Charles Ellicott Commentary Deuteronomy 16:9-12

Charles Ellicott Commentary

Deuteronomy 16:9-12

1819–1905
Anglican
Charles Ellicott
Charles Ellicott

Charles Ellicott Commentary

Deuteronomy 16:9-12

1819–1905
Anglican
SCRIPTURE

"Seven weeks shalt thou number unto thee: from the time thou beginnest to put the sickle to the standing grain shalt thou begin to number seven weeks. And thou shalt keep the feast of weeks unto Jehovah thy God with a tribute of a freewill-offering of thy hand, which thou shalt give, according as Jehovah thy God blesseth thee: and thou shalt rejoice before Jehovah thy God, thou, and thy son, and thy daughter, and thy man-servant, and thy maid-servant, and the Levite that is within thy gates, and the sojourner, and the fatherless, and the widow, that are in the midst of thee, in the place which Jehovah thy God shall choose, to cause his name to dwell there. And thou shalt remember that thou wast a bondman in Egypt: and thou shalt observe and do these statutes." — Deuteronomy 16:9-12 (ASV)
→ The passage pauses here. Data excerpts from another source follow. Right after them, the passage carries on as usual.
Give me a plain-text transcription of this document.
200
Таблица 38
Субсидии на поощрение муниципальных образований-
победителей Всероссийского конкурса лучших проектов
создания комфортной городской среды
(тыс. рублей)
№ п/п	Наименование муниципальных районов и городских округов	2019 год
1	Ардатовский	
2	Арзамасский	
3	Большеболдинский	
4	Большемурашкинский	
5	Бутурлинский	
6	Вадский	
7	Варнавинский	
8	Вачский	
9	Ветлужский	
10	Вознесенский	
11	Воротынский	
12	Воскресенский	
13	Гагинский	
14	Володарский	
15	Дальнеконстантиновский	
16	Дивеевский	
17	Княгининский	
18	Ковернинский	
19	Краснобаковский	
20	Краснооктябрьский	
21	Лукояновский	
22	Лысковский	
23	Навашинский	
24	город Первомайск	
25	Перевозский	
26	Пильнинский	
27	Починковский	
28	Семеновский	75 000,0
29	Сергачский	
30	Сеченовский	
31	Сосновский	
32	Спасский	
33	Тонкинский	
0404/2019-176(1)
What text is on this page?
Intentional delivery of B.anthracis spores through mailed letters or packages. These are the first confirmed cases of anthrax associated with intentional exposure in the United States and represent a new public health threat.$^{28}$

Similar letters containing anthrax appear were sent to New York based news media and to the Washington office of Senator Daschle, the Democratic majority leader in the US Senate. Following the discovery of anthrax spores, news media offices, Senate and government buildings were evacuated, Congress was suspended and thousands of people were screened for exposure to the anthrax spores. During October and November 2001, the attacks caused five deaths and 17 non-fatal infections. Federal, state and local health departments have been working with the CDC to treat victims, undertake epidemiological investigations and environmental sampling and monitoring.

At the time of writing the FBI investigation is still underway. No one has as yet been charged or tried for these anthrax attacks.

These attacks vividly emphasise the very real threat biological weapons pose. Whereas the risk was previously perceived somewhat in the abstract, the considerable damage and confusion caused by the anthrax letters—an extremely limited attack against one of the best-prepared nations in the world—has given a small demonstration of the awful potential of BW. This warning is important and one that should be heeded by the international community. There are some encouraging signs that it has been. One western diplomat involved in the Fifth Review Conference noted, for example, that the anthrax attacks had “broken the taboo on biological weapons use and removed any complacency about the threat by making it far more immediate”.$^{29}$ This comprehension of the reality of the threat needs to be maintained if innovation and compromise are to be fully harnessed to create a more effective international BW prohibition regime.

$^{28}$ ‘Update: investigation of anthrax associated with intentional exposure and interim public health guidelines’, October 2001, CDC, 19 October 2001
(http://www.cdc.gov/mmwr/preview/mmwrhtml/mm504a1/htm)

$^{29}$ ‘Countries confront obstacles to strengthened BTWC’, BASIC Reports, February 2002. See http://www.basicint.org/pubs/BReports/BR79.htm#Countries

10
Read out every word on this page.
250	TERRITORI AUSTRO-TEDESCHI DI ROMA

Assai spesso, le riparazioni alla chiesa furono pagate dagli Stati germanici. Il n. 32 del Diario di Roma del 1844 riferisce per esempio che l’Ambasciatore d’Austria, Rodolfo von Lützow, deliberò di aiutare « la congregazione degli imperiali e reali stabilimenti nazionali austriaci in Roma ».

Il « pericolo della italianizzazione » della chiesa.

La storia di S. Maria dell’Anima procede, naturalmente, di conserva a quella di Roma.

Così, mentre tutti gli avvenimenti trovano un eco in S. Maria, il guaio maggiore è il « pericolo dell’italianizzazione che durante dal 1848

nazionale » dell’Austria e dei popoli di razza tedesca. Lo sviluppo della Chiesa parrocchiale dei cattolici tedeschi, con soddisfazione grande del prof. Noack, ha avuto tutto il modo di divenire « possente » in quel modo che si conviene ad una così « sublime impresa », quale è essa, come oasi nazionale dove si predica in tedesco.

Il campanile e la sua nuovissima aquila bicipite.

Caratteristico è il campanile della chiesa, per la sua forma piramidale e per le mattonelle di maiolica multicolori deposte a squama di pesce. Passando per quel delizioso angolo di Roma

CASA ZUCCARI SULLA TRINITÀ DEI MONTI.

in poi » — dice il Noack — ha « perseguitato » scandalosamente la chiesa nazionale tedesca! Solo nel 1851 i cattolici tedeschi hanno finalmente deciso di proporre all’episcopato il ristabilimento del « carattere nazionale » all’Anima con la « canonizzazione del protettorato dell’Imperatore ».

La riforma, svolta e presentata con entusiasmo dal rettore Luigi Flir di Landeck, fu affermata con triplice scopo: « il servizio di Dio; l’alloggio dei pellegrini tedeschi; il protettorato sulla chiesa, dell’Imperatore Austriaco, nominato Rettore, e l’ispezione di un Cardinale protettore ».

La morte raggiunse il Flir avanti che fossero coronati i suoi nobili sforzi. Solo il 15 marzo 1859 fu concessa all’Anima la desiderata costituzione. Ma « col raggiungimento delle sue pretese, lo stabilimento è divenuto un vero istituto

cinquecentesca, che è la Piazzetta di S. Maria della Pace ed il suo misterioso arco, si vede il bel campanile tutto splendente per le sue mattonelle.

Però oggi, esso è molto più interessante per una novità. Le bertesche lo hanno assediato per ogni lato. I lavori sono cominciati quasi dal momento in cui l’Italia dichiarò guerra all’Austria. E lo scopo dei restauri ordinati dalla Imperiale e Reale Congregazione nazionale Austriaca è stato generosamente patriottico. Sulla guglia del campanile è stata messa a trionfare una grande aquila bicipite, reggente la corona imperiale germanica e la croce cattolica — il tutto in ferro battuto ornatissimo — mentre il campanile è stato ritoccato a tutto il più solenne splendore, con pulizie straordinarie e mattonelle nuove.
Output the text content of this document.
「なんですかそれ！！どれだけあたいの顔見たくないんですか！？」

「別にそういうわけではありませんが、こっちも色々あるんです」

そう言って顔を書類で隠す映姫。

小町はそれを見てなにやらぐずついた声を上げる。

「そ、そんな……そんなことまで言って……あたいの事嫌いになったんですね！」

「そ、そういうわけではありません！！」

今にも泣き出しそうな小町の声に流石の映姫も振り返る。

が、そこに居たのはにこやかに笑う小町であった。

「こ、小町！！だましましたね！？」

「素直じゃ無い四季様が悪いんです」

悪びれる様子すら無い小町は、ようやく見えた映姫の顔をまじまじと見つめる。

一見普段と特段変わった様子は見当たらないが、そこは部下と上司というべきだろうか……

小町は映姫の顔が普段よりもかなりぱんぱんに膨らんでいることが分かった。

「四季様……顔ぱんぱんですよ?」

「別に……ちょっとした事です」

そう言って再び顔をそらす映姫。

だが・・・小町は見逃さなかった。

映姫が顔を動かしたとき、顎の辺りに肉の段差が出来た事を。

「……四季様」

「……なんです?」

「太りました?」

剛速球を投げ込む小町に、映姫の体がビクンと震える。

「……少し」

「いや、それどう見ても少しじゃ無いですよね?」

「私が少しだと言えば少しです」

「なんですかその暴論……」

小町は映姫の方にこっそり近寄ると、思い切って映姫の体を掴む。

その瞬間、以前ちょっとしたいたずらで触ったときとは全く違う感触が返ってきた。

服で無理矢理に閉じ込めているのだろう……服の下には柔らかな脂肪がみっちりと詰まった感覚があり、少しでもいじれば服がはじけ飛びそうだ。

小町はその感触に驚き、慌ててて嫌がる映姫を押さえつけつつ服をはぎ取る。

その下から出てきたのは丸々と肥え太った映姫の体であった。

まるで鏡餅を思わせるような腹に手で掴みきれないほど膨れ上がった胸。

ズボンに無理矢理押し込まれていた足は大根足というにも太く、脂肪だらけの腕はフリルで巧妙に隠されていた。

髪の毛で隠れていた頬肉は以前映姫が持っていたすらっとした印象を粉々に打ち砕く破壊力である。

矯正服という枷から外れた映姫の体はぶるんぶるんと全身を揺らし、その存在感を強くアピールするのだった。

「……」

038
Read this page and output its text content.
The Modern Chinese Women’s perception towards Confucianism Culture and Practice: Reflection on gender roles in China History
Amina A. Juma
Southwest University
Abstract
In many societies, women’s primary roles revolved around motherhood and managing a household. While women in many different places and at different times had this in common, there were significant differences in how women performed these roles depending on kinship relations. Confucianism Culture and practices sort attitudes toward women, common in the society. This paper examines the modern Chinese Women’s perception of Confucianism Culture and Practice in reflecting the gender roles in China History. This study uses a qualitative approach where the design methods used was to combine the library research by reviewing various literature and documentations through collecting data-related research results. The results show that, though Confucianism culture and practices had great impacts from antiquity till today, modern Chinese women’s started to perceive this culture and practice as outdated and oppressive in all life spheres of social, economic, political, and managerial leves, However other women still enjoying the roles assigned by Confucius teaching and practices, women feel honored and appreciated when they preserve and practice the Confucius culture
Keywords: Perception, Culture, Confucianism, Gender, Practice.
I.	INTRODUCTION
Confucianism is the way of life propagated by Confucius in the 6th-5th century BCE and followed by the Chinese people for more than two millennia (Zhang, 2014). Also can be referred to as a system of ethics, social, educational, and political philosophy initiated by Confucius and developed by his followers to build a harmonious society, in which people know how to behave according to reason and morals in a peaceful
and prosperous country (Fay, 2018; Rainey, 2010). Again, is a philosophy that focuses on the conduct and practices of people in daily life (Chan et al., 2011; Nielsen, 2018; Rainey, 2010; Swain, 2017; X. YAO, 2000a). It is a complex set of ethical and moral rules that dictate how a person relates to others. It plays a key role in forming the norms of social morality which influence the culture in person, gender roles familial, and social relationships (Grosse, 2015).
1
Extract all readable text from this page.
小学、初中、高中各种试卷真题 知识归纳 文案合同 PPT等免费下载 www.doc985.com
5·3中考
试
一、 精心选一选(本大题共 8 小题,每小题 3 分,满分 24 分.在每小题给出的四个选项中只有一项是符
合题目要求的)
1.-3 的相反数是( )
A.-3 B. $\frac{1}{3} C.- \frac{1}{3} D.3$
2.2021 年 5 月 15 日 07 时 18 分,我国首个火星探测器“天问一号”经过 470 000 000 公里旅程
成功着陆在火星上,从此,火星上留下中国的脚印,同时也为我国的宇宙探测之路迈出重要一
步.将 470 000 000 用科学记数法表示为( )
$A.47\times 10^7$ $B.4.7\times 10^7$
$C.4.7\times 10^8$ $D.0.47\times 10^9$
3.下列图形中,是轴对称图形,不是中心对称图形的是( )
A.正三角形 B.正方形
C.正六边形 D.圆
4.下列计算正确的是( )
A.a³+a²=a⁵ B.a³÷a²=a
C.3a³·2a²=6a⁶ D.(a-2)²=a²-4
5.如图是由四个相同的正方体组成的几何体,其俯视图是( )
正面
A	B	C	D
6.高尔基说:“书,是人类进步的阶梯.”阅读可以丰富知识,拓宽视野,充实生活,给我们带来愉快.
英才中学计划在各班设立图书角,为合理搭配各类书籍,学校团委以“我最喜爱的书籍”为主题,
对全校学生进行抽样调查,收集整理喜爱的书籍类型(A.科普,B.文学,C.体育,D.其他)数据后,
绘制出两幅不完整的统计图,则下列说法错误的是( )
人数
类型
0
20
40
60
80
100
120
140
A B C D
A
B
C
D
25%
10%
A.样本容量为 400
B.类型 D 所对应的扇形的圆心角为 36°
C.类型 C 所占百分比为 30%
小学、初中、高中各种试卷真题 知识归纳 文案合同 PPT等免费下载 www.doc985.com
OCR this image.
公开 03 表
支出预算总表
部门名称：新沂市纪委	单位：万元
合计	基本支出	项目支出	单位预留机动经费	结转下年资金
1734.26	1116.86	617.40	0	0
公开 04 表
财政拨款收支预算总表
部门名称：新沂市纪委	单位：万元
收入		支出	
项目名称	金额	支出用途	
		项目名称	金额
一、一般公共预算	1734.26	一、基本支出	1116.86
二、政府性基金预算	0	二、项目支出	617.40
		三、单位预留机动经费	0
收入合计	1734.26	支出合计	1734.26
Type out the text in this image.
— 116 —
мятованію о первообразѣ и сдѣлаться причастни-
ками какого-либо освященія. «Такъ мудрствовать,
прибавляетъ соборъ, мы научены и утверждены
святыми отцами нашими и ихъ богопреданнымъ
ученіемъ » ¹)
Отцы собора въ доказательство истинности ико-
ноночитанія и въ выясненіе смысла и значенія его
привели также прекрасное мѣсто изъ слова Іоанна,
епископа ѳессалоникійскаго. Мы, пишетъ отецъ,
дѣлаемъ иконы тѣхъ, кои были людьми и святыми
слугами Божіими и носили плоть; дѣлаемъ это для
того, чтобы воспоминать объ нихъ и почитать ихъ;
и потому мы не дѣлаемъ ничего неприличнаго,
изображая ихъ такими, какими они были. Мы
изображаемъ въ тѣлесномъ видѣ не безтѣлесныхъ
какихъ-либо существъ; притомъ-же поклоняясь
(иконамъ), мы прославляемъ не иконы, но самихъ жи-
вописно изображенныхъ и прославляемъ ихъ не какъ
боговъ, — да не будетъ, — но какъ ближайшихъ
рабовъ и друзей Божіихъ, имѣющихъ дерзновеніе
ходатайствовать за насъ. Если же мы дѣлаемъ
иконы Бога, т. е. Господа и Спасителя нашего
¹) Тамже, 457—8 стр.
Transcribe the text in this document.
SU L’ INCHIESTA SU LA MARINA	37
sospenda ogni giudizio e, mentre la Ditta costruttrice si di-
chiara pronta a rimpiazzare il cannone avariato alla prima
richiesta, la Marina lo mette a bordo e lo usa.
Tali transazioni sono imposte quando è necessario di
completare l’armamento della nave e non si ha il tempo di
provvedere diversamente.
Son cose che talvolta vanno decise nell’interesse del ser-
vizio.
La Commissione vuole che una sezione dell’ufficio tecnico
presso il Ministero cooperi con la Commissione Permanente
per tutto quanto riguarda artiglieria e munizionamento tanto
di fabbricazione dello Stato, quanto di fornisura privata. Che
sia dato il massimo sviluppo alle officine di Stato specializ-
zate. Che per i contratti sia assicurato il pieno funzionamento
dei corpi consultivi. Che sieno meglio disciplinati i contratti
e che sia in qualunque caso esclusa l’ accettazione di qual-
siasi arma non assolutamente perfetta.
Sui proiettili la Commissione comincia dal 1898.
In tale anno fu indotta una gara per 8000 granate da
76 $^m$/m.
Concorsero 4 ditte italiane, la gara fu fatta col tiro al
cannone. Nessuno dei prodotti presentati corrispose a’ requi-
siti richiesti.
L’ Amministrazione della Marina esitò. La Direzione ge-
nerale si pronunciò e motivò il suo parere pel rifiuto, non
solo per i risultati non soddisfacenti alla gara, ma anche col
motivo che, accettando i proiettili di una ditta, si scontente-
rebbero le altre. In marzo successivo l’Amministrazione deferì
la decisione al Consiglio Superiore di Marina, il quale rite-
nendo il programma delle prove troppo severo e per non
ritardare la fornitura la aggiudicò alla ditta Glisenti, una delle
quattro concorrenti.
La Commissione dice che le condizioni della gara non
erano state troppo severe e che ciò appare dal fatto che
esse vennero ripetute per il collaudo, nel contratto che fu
Deuteronomy 16:9–12. THE FEAST OF WEEKS, OR PENTECOST.

See also Exodus 23:16; Exodus 34:18–23; Leviticus 23:15–22; Numbers 28:26–31. The feast itself is ordained in Exodus; the time is given in Leviticus; and the sacrifices in Numbers.

From such time as thou beginnest to put the sickle to the corn. — The word for sickle only occurs here and in Deuteronomy 23:25. In Leviticus the weeks are ordered to be reckoned from the offering of the wave sheaf on the sixteenth day of the first month, two days after the Passover. This sheaf was of barley, the first ripe corn. A different view is sometimes taken of the word “Sabbath” in Leviticus 23:11; but the view given here is correct according to the Talmud.

A tribute. — This word (missah) occurs nowhere else in the Bible. The marginal rendering, “sufficiency,” is its Aramaic or Chaldean sense. The idea seems to be “a proportionate offering” — i.e., a freewill offering, proportioned to a man’s means and prosperity. In Exodus 34:20; Exodus 23:15, we read, “None shall appear before me empty.” The command is made general for all the three feasts in Deuteronomy 16:16-17 further on.

Thou shalt rejoice before the Lord thy God. — This aspect of the feast of weeks is specially insisted upon in Deuteronomy. Its relation to the poor appears also in the command connected with this feast in Leviticus 23:22, to leave the corners of the fields un-reaped for them.